As I have said, our world is more interconnected and more interdependent than ever before. Nowhere is that probably more evident than in the digital domain.
I grew up in California with Silicon Valley literally in my backyard. And I watched, as we all did, the rapid shift from analog to digital technology. We all watched the rise of the Internet and of social media.
And it is undeniable: Technology has the power to unlock opportunity for the people of the world. There are people using the Internet to share information and opinions, activists using social media platforms to speak out for justice, scientists using satellite images to mitigate the impact of climate change, innovators using technology to help low-income nations leap forward.
Mobile banking is giving more people the opportunity to participate in the global economy.
And, of course, as we’ve seen in particular during the pandemic, telemedicine is giving more people the opportunity to consult a healthcare professional.
But just as technology has created more opportunities, it has also created more risks and threats. As a former prosecutor and years as an elected official, I have seen firsthand how women and children have been exploited online and privacy
has been compromised.
I have seen firsthand how hate and violent extremism is stoked online and misinformation can be spread, threatening democracies.
And, of course, we have all seen how autocrats are using technology to crack down on journalists and activists, how hackers and ransomware attacks disrupt critical infrastructure, how foreign interference has undermined democratic elections.
To address these risks and these threats, I am clear that our world must join together. And that is why I am honored to announce that the United States, President Macron, supports the Paris Call for Trust and Security in Cyberspace.
The Biden-Harris administration is committed to working to advance security in cyberspace, to promote stability in cyberspace, and to ensure shared prosperity.
This commitment extends from what we do at home to what we are doing in solidarity with the world.
At home, we have made significant progress. In May, President Joe Biden signed an executive order to make bold improvements to our cybersecurity.
And just last week, our Congress passed a historic bill to upgrade our digital and physical infrastructure.
Similarly, with the world, we have made strides.

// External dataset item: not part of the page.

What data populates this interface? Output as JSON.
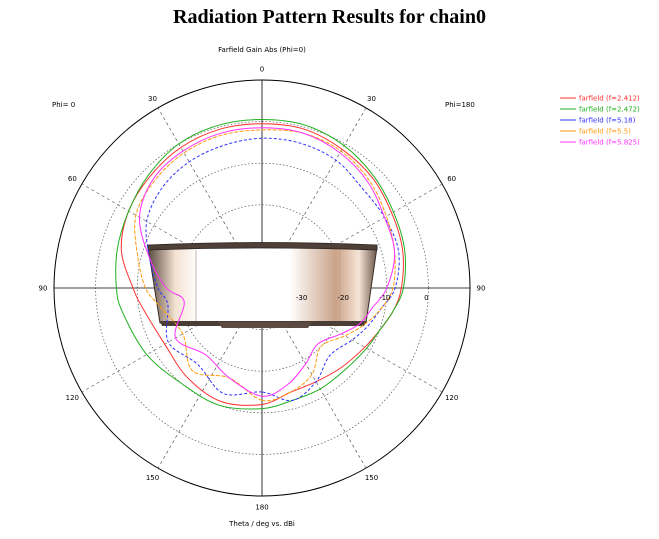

Together with other nations, our administration has named those responsible for malicious cyber activity. I firmly believe that there must be consequence whenever security and stability are being threatened in cyberspace.
Our nation has also joined the Christchurch Call. And we are determined to work with our allies and partners to eliminate terrorist content online.
For the United States, our approach to the digital domain
is rooted in our democratic principles. We will continue to advocate for an open, secure, and interoperable Internet, and work to ensure that technology helps, not harms, the people of our world.
And I’ll conclude with this: Gathered here tonight — leaders of government, business, and civil society — at the start of this new era, we are all pioneers, standing together in the dynamism of the present, on the brink of the unknown.
It is up to us — all of us — to strengthen our nations and protect our citizens. It is up to us — all of us — to realize the opportunities of technology and minimize the threats.
In a world that is more interconnected and interdependent, let us go forward together.